Symbolism in the name of secularism: Skull cap as the new metier

Congress Member of Parliament Shashi Tharoor has wondered why Prime Minister Narendra Modi, who has no issues with wearing all sorts of “funny” and “outlandish” headgears — he was referring to those that Modi sports at events in the North-East — does not adorn the Muslim skull cap. Let us here keep aside the allegation that Tharoor has exposed himself to the charge of racism by ridiculing cultural symbols of sections of Indians, and focus on the point he seeks to make: That the Prime Minister, who practises the Hindu faith, must wear the skull cap on occasions, in order to be seen as secular.

Tharoor is not the only ‘secularist’ to voice this opinion. It has become a standard narrative in the Left-liberal circles. It has not occurred to these people to apply a similar measurement of secularism to people of other faiths. For instance, why should not a Muslim, to be considered secular, apply tilak or participate in bhajans at temples? What about instances of ire (the fatwas etc) that Muslim clerics have voiced against members of their community, who not attend Hindu festivals but also participate in their rituals? It is then said that the clerics are merely expressing the tenets in their religion.

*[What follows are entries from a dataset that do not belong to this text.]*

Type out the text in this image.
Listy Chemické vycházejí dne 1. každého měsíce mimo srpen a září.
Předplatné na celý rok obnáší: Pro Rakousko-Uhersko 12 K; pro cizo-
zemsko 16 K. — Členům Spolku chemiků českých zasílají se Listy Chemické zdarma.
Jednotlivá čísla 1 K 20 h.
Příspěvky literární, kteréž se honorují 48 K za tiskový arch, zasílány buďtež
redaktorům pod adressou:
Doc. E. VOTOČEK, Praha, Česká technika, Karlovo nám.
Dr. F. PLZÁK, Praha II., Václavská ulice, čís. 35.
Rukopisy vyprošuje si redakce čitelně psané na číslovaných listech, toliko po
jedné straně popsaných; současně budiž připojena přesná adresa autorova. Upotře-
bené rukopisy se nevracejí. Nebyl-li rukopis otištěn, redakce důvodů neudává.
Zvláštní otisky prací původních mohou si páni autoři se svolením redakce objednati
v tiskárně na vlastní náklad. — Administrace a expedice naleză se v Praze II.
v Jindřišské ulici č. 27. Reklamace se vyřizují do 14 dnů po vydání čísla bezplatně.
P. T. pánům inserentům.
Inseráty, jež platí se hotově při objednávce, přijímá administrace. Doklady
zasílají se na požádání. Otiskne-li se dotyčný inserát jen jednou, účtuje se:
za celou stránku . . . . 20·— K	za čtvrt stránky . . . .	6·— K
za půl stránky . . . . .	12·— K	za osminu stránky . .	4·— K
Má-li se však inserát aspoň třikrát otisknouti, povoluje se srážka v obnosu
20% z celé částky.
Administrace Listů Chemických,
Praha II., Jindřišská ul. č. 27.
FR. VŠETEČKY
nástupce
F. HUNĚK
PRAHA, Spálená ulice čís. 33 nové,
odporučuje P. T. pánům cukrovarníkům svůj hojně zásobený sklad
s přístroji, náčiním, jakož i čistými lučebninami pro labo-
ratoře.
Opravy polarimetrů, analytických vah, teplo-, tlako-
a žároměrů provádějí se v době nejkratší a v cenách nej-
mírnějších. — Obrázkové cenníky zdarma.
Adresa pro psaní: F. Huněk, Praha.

The issue is simply this: A bizarre kind of logic has been propounded on the definition, or perception, of secularism in the country. Over the previous decades of Congress rule and influence of the Left-liberals, it came to be established that public figures must indulge in symbolism to keep religious orders in good humour, especially when nothing concrete was being done for these communities to empower them gainfully — economically, politically and socially. But then, what greatness is achieved when a ‘secular’ leader wears a skull cap for a mere three seconds and then removes it, or participates in a prayer at a Hindu temple and soon thereafter speaks of Hindu Taliban or Hindu terror?

All of this brings us to the core issue of secularism. How does one define it in the Indian context? The Constitution of India is of no help here, and understandably so. Framers of the Constitution were wise people, and they realised the folly of importing Western definitions to suit Indian conditions. They correctly said that secularism, while undefinable, was an inherent part of the Indian cultural ethos. Both Jawaharlal Nehru and BR Ambedkar opposed the inclusion of the term, ‘secular’, in the Constitution despite demands from some members of the Constituent Assembly, when the draft Constitution prepared by a panel headed by Ambedkar, was presented to the House for discussion and adoption. In November 1948, the constituent Assembly led by Nehru rejected the demand by a member to include the word, ‘secular’ in Clause 1 of Article 1 of the Constitution. The member wanted the Article to read as follows: “India shall be a Secular, Federalist, Socialist Union of States.”

One of the reasons why the likes of Nehru and Ambedkar refrained from the term’s inclusion was because of its ambiguity. There were questions on how secularism would be understood, interpreted and applied, if it were to be included in the Constitution. Nobody could have expressed the issue better than Ambedkar: “What should be the policy of the state, how society should be organised in its social and economic side, are matters which must be decided by the people themselves according to time and circumstances. it cannot be laid down in the Constitution itself because that is destroying democracy altogether.”

Stalwarts of the Indian freedom struggle and framers of the Constitution perhaps also had other issues at the back of their minds. If they were to over-emphasise on secularism by getting it into the statute books, how would that reconcile with the fact that they had also agreed to allow a separate personal law for the Muslims in the country? Or, the fact that the cow had been offered protection in the Directive Principles of State Policy. Indeed, a senior member of the Constitution’s drafting committee, HC Mookerjee, had gone a step ahead and observed, “If your idea is to have a secular state, it follows inevitably that we cannot afford to recognise minorities based on religion.”

Secularism, thus, was the spirit of the Indian nation, and it was not to be straitjacketed through definitions. Indira Gandhi thought otherwise, in her wisdom which was profoundly less than that of Nehru and Ambedkar. Having imposed Emergency, she went about making devastating changes to the Constitution, including tampering with Fundamental Rights. Along the way, came the amendment in the Preamble to the Constitution. India officially became a “sovereign, socialist, secular, democratic republic”. The move may have burnished Indira Gandhi’s secular credentials in the eyes of many, but the country had been secular before the amendment and would have remained so without it. India demonstrated its secularism when it rejected MA Jinnah’s two-nation theory, which led to the formation of Pakistan on religious lines.

It’s unfortunate that we have reduced the concept of secularism to symbolic acts of wearing skull caps. In sum, it would be worthwhile to know as to on how many occasions did Nehru or Ambedkar — both secularists — wore the Muslim skull cap.